Kaida: Yikes, I’ve never tried playing on such a small table.
Persephone: Nor have I.
Pete: I’m not very good on this size either. But a regulation table wouldn’t fit down the stairs into the basement here.
Kenzo: Should be a pretty even match, then.

Persephone: Do not tally the barnyard fowl before they emerge from their embryonic state, Kenzo. I believe Peter and I might have the advantage, for I have prepared for tonight’s competition by re-calculating the trajectory and force necessary to propel each variably-hued sphere into its proper receptacle.
Kaida: *stifles a giggle* So you like, made a spreadsheet for shooting pool?
Persephone: Trigonometry students persist in asking when they will EVER use what they learn – billiards is a prime example of an appropriate modern application.
Kenzo: Pffffft. Tell you what, Perseph, since you’re such an expert, why don’t you break and show us what you can do?

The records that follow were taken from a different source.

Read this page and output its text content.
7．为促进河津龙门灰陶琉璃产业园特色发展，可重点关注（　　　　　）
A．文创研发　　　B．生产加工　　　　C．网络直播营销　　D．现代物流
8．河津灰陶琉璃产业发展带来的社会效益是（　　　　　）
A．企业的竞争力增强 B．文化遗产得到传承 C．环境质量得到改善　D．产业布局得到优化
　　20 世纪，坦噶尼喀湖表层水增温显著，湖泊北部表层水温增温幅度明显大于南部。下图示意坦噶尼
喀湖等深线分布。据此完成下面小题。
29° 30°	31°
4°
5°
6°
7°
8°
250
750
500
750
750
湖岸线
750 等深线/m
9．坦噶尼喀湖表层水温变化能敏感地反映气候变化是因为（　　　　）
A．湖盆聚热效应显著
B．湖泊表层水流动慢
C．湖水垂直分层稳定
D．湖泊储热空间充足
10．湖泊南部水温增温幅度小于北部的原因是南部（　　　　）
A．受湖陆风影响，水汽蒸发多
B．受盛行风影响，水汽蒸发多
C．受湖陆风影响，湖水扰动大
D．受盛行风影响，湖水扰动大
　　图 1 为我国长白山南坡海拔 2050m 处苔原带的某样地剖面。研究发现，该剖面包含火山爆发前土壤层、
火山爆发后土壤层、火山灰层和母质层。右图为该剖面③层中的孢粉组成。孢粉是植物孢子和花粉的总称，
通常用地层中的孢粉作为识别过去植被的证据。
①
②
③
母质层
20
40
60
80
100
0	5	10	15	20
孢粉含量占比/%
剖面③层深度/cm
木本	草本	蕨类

Persephone: An excellent idea. Forthwith! *winks at Pete*

Kenzo: Sheeesh, Persephone, you’re not leading a marching band here.
Pete: If you want, I can show you how to hold….

Persephone: I know precisely what I am doing, Peter, and I have no need or desire for assistance.
Pete: Are you sure? Your way looks a little uhhhh…. unorthodox.
Persephone: If it will make you feel better, you may help me on the first shot, but thereafter I wish to proceed on my own.

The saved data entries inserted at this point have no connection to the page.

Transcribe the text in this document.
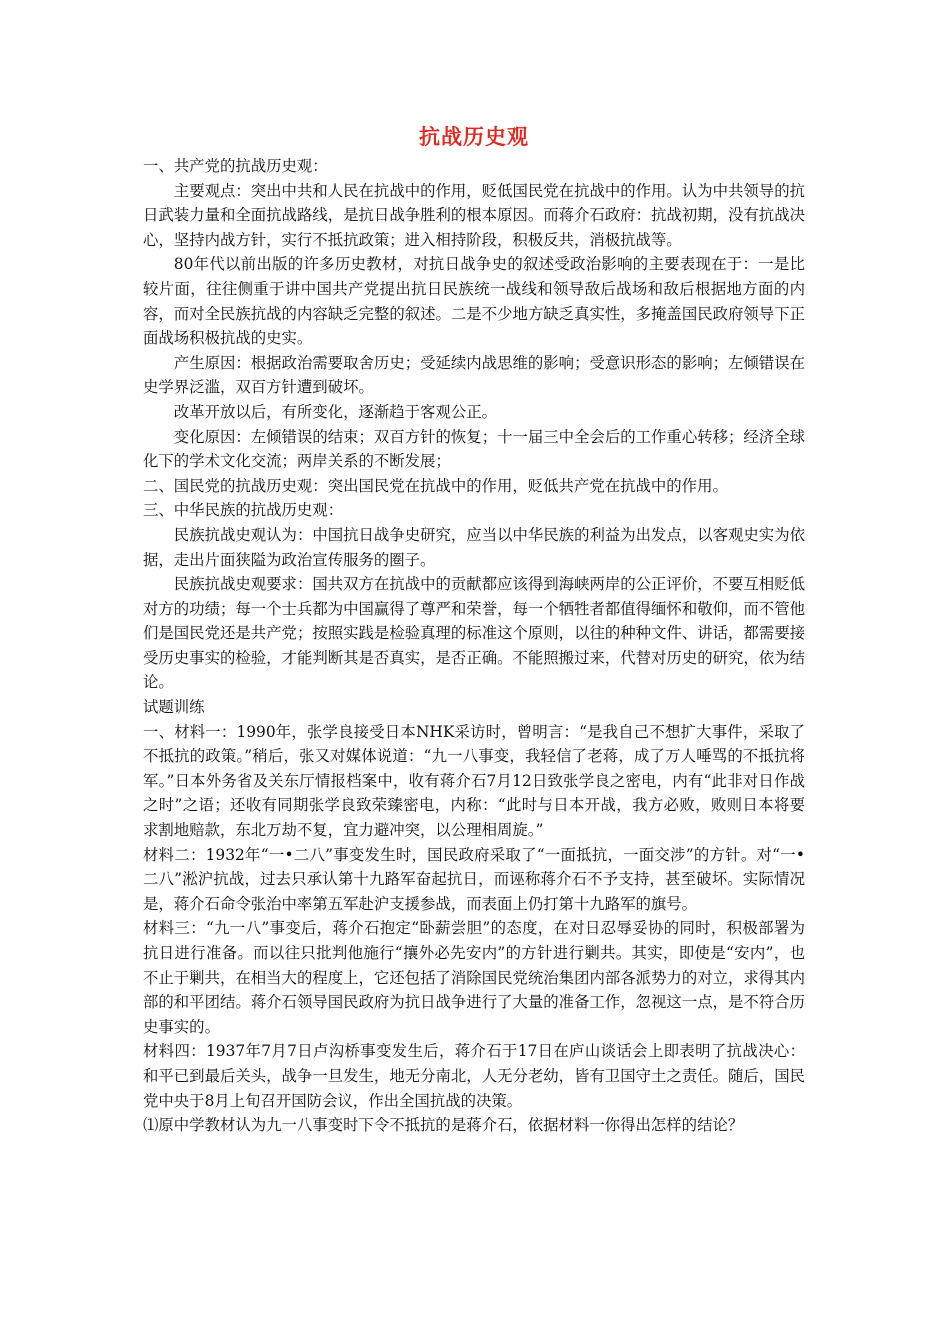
抗战历史观

一、共产党的抗战历史观：

主要观点：突出中共和人民在抗战中的作用，贬低国民党在抗战中的作用。认为中共领导的抗日武装力量和全面抗战路线，是抗日战争胜利的根本原因。而蒋介石政府：抗战初期，没有抗战决心，坚持内战方针，实行不抵抗政策；进入相持阶段，积极反共，消极抗战等。

80年代以前出版的许多历史教材，对抗日战争史的叙述受政治影响的主要表现在于：一是比较片面，往往侧重于讲中国共产党提出抗日民族统一战线和领导敌后战场和敌后根据地方面的内容，而对全民族抗战的内容缺乏完整的叙述。二是不少地方缺乏真实性，多掩盖国民政府领导下正面战场积极抗战的史实。

产生原因：根据政治需要取舍历史；受延续内战思维的影响；受意识形态的影响；左倾错误在史学界泛滥，双百方针遭到破坏。

改革开放以后，有所变化，逐渐趋于客观公正。

变化原因：左倾错误的结束；双百方针的恢复；十一届三中全会后的工作重心转移；经济全球化下的学术文化交流；两岸关系的不断发展；

二、国民党的抗战历史观：突出国民党在抗战中的作用，贬低共产党在抗战中的作用。

三、中华民族的抗战历史观：

民族抗战史观认为：中国抗日战争史研究，应当以中华民族的利益为出发点，以客观史实为依据，走出片面狭隘为政治宣传服务的圈子。

民族抗战史观要求：国共双方在抗战中的贡献都应该得到海峡两岸的公正评价，不要互相贬低对方的功绩；每一个士兵都为中国赢得了尊严和荣誉，每一个牺牲者都值得缅怀和敬仰，而不管他们是国民党还是共产党；按照实践是检验真理的标准这个原则，以往的种种文件、讲话，都需要接受历史事实的检验，才能判断其是否真实，是否正确。不能照搬过来，代替对历史的研究，依为结论。

试题训练

一、材料一：1990年，张学良接受日本NHK采访时，曾明言：“是我自己不想扩大事件，采取了不抵抗的政策。”稍后，张又对媒体说道：“九一八事变，我轻信了老蒋，成了万人唾骂的不抵抗将军。”日本外务省及关东厅情报档案中，收有蒋介石7月12日致张学良之密电，内有“此非对日作战之时”之语；还收有同期张学良致荣臻密电，内称：“此时与日本开战，我方必败，败则日本将要求割地赔款，东北万劫不复，宜力避冲突，以公理相周旋。”

材料二：1932年“一•二八”事变发生时，国民政府采取了“一面抵抗，一面交涉”的方针。对“一•二八”淞沪抗战，过去只承认第十九路军奋起抗日，而诬称蒋介石不予支持，甚至破坏。实际情况是，蒋介石命令张治中率第五军赴沪支援参战，而表面上仍打第十九路军的旗号。

材料三：“九一八”事变后，蒋介石抱定“卧薪尝胆”的态度，在对日忍辱妥协的同时，积极部署为抗日进行准备。而以往只批判他施行“攘外必先安内”的方针进行剿共。其实，即使是“安内”，也不止于剿共，在相当大的程度上，它还包括了消除国民党统治集团内部各派势力的对立，求得其内部的和平团结。蒋介石领导国民政府为抗日战争进行了大量的准备工作，忽视这一点，是不符合历史事实的。

材料四：1937年7月7日卢沟桥事变发生后，蒋介石于17日在庐山谈话会上即表明了抗战决心：和平已到最后关头，战争一旦发生，地无分南北，人无分老幼，皆有卫国守土之责任。随后，国民党中央于8月上旬召开国防会议，作出全国抗战的决策。

⑴原中学教材认为九一八事变时下令不抵抗的是蒋介石，依据材料一你得出怎样的结论？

Kenzo: Hey Perseph, you’re still holding your baton all wrong! I mean your cue….*snerk*

Kaida: *under her breath* Oh hush, Kenzo, if you’re good I’ll let you “help” me hold my cue….. just like that.
Kenzo: *also under his breath* You’re on.

Pete: Here – you hold this end just resting on your fingers…. Like this.

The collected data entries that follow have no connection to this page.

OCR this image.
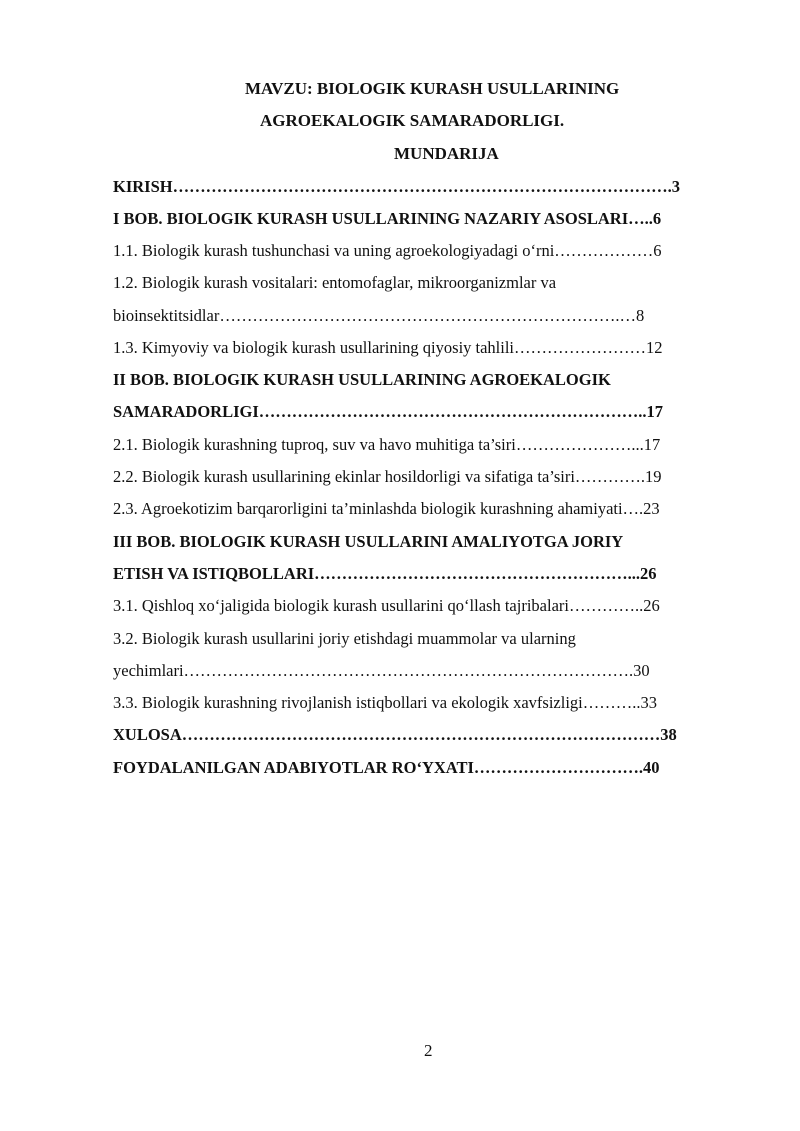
MAVZU: BIOLOGIK KURASH USULLARINING
AGROEKALOGIK SAMARADORLIGI.
MUNDARIJA
KIRISH……………………………………………………………………………….3
I BOB. BIOLOGIK KURASH USULLARINING NAZARIY ASOSLARI…..6
1.1. Biologik kurash tushunchasi va uning agroekologiyadagi o‘rni………………6
1.2. Biologik kurash vositalari: entomofaglar, mikroorganizmlar va
bioinsektitsidlar……………………………………………………………….…8
1.3. Kimyoviy va biologik kurash usullarining qiyosiy tahlili……………………12
II BOB. BIOLOGIK KURASH USULLARINING AGROEKALOGIK
SAMARADORLIGI……………………………………………………………..17
2.1. Biologik kurashning tuproq, suv va havo muhitiga ta’siri…………………...17
2.2. Biologik kurash usullarining ekinlar hosildorligi va sifatiga ta’siri………….19
2.3. Agroekotizim barqarorligini ta’minlashda biologik kurashning ahamiyati….23
III BOB. BIOLOGIK KURASH USULLARINI AMALIYOTGA JORIY
ETISH VA ISTIQBOLLARI…………………………………………………...26
3.1. Qishloq xo‘jaligida biologik kurash usullarini qo‘llash tajribalari…………..26
3.2. Biologik kurash usullarini joriy etishdagi muammolar va ularning
yechimlari……………………………………………………………………….30
3.3. Biologik kurashning rivojlanish istiqbollari va ekologik xavfsizligi………..33
XULOSA……………………………………………………………………………38
FOYDALANILGAN ADABIYOTLAR RO‘YXATI………………………….40
2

Persephone: *whispering* Pssst, Peter. Make a bet. In our favor.
Pete: *whispering also* You sure?
Persephone: Trust me.

Pete: Tell you what, Kenzo, if she sinks three or more before she scratches, you pay for the pizza.
Kenzo: *snickering* Sure – I’ll even spring for extra cheese. What if you lose?
Pete: Then pizza’s on me. Extra cheese AND double pepperoni.

Pete: Too much?
Persephone: I believe you will find you’ve been too conservative, Peter.
A little later….


Still later….

Persephone: *type, type, type*

Persephone: Some supplemental mozzarella is in order, Kenzo.